8. The informant has further stated at para-5 of his evidence that the kerosene oil is distributed on the orders and in presence of the Vigilance Committee. The evidence of the President and Members of the Vigilance Committee is relevant to be noticed. The D.W.2, who is the President of the Vigilance Committee has deposed that the 700 liters of the kerosene oil was distributed by the appellant on two dates i.e. 7.4.86 and 8.4.86 in the presence of him and the members of the Vigilance Committee. The D.W. 3 who is a Member of the Vigilance Committee has also testified that the 700 liters of the kerosene oil had been distributed by the appellant on 7.4.86 and 8.4.86 in his presence. The D.W.1 who is a villager has testified that he had purchased two liters of kerosene oil on 7.4.86 from the appellant. The defence has proved the distribution register (Ext.C) which mentions the signature and L.T.I. of the villagers to whom the 700 liters of kerosene oil had been distributed on sell and the register also mentions the signatures of the resident and members of the Vigilance Committee out of whom the D.Ws. 2&3 have deposed before this court that distribution was made in their presence. Considering this evidence. I find that the prosecution story that the appellant did not sell the 700 liters of the kerosene oil to the ration card holder is not believable.
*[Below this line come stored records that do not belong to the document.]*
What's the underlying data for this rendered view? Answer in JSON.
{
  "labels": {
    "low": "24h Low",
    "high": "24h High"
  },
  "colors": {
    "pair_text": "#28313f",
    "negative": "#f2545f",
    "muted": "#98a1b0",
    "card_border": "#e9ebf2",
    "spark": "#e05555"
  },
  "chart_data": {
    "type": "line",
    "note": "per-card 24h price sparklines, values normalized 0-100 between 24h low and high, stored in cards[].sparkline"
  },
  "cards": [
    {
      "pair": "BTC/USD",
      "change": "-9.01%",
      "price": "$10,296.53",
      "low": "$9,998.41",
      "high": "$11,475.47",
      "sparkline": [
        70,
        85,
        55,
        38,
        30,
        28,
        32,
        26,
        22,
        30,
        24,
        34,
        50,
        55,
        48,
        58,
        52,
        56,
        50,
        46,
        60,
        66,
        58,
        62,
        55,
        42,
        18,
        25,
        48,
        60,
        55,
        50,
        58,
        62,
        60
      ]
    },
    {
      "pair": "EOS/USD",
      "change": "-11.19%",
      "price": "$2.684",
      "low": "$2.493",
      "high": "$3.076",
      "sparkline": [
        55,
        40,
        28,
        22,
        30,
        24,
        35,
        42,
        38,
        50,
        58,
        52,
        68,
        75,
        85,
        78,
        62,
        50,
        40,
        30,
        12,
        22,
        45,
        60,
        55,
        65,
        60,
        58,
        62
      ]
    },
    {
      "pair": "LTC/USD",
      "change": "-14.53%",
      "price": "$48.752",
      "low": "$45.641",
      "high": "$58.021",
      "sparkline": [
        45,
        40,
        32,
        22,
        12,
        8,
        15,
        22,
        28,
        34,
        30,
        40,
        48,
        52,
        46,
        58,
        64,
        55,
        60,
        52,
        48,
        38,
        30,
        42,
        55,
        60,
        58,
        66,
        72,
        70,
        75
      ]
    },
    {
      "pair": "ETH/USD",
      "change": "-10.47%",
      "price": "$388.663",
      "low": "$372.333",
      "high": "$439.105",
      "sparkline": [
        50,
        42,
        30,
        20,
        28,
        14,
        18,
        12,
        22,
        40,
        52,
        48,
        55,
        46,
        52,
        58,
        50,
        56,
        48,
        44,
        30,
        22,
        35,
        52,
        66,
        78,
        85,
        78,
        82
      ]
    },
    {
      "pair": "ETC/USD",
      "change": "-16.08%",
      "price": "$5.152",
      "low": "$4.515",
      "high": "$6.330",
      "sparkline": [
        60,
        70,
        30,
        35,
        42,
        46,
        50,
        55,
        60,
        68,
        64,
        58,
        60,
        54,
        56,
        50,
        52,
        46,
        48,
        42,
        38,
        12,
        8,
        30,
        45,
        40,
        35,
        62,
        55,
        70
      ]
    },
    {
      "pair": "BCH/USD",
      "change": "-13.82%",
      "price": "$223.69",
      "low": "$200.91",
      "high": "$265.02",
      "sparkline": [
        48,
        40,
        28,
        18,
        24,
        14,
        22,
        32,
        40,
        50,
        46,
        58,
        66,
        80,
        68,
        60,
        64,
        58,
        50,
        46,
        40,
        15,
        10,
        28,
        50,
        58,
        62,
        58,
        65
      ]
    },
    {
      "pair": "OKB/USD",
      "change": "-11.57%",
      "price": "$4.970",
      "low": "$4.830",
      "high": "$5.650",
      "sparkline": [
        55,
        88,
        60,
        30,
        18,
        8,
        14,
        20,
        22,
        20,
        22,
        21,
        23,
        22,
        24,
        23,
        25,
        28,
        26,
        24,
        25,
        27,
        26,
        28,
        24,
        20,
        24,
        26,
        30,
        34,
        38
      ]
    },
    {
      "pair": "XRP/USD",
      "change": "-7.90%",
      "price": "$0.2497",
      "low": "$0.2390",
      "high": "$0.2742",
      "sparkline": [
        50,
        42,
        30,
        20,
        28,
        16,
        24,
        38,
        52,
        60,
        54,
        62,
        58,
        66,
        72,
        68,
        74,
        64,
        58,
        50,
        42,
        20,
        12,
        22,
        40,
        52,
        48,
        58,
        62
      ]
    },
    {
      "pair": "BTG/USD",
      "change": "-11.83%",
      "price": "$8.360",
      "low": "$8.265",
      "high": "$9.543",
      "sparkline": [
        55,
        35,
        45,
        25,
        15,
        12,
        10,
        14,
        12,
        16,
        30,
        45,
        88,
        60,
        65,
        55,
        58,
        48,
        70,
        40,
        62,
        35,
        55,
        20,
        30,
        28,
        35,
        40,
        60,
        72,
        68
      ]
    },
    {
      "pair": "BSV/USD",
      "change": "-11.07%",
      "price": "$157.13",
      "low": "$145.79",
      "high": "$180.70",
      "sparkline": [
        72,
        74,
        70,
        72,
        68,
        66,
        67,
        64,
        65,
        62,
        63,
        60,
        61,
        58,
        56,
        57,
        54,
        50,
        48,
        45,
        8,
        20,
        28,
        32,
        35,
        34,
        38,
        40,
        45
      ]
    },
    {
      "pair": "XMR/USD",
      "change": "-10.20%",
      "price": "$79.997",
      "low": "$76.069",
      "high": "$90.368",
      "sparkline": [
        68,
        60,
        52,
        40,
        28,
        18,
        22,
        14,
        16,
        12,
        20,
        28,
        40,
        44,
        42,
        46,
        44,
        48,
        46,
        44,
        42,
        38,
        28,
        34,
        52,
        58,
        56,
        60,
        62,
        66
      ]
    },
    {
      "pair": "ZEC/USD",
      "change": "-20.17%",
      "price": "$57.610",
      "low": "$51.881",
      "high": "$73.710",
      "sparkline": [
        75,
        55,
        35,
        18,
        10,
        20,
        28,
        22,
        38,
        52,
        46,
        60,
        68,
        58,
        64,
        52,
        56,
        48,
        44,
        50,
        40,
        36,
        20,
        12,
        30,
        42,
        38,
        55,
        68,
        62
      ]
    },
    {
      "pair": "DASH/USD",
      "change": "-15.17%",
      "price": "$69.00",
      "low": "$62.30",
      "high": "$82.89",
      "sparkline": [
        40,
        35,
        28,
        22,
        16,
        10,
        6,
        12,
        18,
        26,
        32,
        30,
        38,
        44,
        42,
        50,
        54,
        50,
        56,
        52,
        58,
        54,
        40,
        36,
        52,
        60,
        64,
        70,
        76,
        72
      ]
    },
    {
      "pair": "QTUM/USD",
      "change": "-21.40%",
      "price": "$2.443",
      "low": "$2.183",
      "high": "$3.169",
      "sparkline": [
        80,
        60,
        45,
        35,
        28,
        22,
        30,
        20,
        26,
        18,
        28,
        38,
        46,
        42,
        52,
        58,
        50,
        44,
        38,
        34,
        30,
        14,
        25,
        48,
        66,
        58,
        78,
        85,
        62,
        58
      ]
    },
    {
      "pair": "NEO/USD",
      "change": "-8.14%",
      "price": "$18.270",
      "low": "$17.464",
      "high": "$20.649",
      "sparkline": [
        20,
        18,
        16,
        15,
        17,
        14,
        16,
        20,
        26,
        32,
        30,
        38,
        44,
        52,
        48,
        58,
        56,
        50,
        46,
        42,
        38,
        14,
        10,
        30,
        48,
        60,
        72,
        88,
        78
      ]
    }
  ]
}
9. The informant deposed at para-2 of his evidence that he had seized the kerosene oil register and stock register. The I.O. (P.W.2) at para-1 also deposed that he had recorded the statement of the informant and he had also seized some register given by the informant. Thus, admittedly according to the prosecution case the appellant's register was seized by the informant which was given to the I.O. During trial the prosecution did not produce any such register. The learned A.P.P. could not give any satisfactory reply about non-production of the register seized by him. In such view of the matters an adverse inference has to be drawan against the case of the prosecution that the register if produced would have gone against the case of the prosecution, hence, it was not produced by the prosecution.
10. Thus, considering the evidence brought by the prosecution and also considering the evidence put forth by the defence, I find that the prosecution case is highly doubtful and prosecution has not been able to bring whom the charges levelled against the accused. Therefore the appellant is acquitted of the charges. Accordingly, the order of conviction as passed by the learned Special Judge is hereby set aside. The appeal is allowed. The appellant is discharged from his liability.